# Influence of Cable and Bowstring Twists



## BowhunterNJ (Oct 21, 2002)

This correct...if not please correct me! 
I'm writing it down this time because I get tired of looking for it...

In respect to solocams...

Add Cable Twists = Increase Draw Weight, Increase Draw Length, Increase Axle to Axle, Decrease Brace Height

Add Bowstring Twists = Decrease Draw Weight, Decrease Draw Length, Decrease Axle to Axle, Increase Brace Height

Basically, my axle-to-axle is a little long (1/8" or so) by my brace height is right on (center of grip 90 degrees to inside of bowstring).
Draw-weight is about half a pound off.
All moot really, so just want to know for informational purposes...and I'd like to get the bow in spec before tuning.
Likewise the lower cam nut on the bow (Ross CR337) is a smidge off the lower limb in respect to alignment.

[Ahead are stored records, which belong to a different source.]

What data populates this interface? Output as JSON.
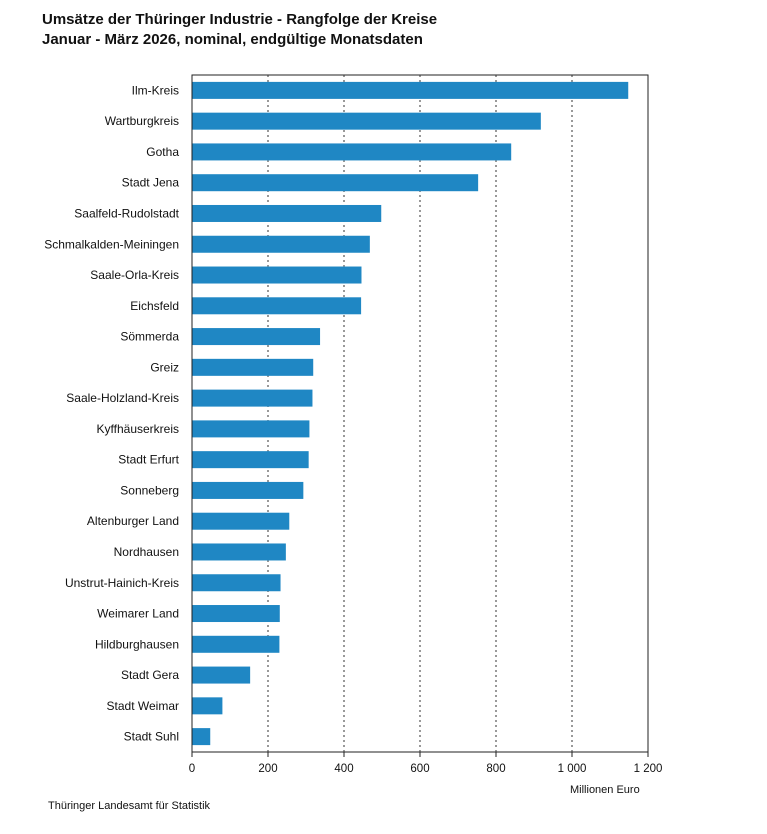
{
  "chart_data": {
    "type": "bar",
    "orientation": "horizontal",
    "title": "Umsätze der Thüringer Industrie - Rangfolge der Kreise",
    "subtitle": "Januar - März 2026, nominal, endgültige Monatsdaten",
    "categories": [
      "Ilm-Kreis",
      "Wartburgkreis",
      "Gotha",
      "Stadt Jena",
      "Saalfeld-Rudolstadt",
      "Schmalkalden-Meiningen",
      "Saale-Orla-Kreis",
      "Eichsfeld",
      "Sömmerda",
      "Greiz",
      "Saale-Holzland-Kreis",
      "Kyffhäuserkreis",
      "Stadt Erfurt",
      "Sonneberg",
      "Altenburger Land",
      "Nordhausen",
      "Unstrut-Hainich-Kreis",
      "Weimarer Land",
      "Hildburghausen",
      "Stadt Gera",
      "Stadt Weimar",
      "Stadt Suhl"
    ],
    "values": [
      1148,
      918,
      840,
      753,
      498,
      468,
      446,
      445,
      337,
      319,
      317,
      309,
      307,
      293,
      256,
      247,
      233,
      231,
      230,
      153,
      80,
      48
    ],
    "xlim": [
      0,
      1200
    ],
    "xticks": [
      0,
      200,
      400,
      600,
      800,
      1000,
      1200
    ],
    "xtick_labels": [
      "0",
      "200",
      "400",
      "600",
      "800",
      "1 000",
      "1 200"
    ],
    "xlabel": "Millionen Euro",
    "ylabel": "",
    "grid": "vertical dotted",
    "bar_color": "#1f87c4"
  },
  "source": "Thüringer Landesamt für Statistik"
}
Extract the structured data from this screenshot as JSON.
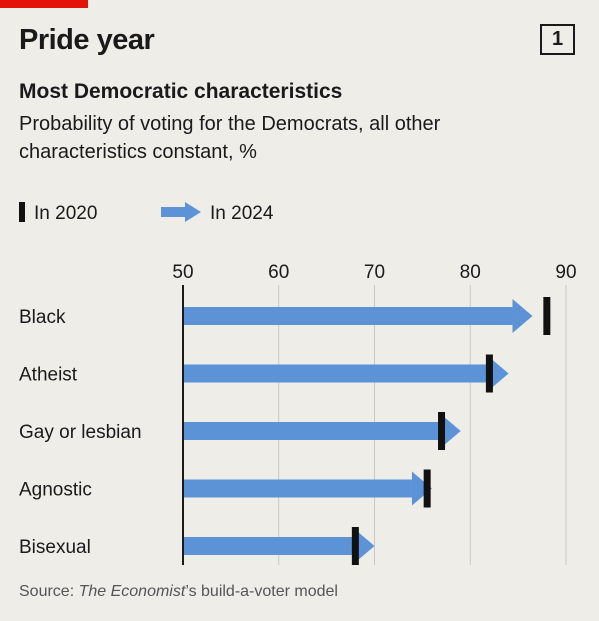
{
  "header": {
    "title": "Pride year",
    "chart_number": "1",
    "subtitle": "Most Democratic characteristics",
    "description": "Probability of voting for the Democrats, all other characteristics constant, %"
  },
  "legend": {
    "item_2020": "In 2020",
    "item_2024": "In 2024"
  },
  "source": {
    "prefix": "Source: ",
    "italic": "The Economist",
    "suffix": "’s build-a-voter model"
  },
  "colors": {
    "arrow_2024": "#5b93d6",
    "marker_2020": "#111111",
    "brand_red": "#e3120b"
  },
  "chart_data": {
    "type": "bar",
    "title": "Pride year",
    "subtitle": "Most Democratic characteristics",
    "xlim": [
      50,
      90
    ],
    "xticks": [
      50,
      60,
      70,
      80,
      90
    ],
    "grid": true,
    "legend_placement": "top-left",
    "categories": [
      "Black",
      "Atheist",
      "Gay or lesbian",
      "Agnostic",
      "Bisexual"
    ],
    "series": [
      {
        "name": "In 2020",
        "values": [
          88,
          82,
          77,
          75.5,
          68
        ],
        "style": "marker"
      },
      {
        "name": "In 2024",
        "values": [
          86.5,
          84,
          79,
          76,
          70
        ],
        "style": "arrow"
      }
    ]
  }
}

But not sure how to equalize all of this...I add a twist to one, it takes the other out of spec I'd imagine...first time tuning a Ross CR337 though, so not sure yet.


----------



## red44 (Apr 11, 2005)

Cable twists : + lbs, + DL, + BH, - ATA, and rotates the cam to the string
String twists: Not much affect on lbs, - DL, + BH (sumwhat dependant on cam lobe shape) , - ATA, and rotates the cam to the riser.


----------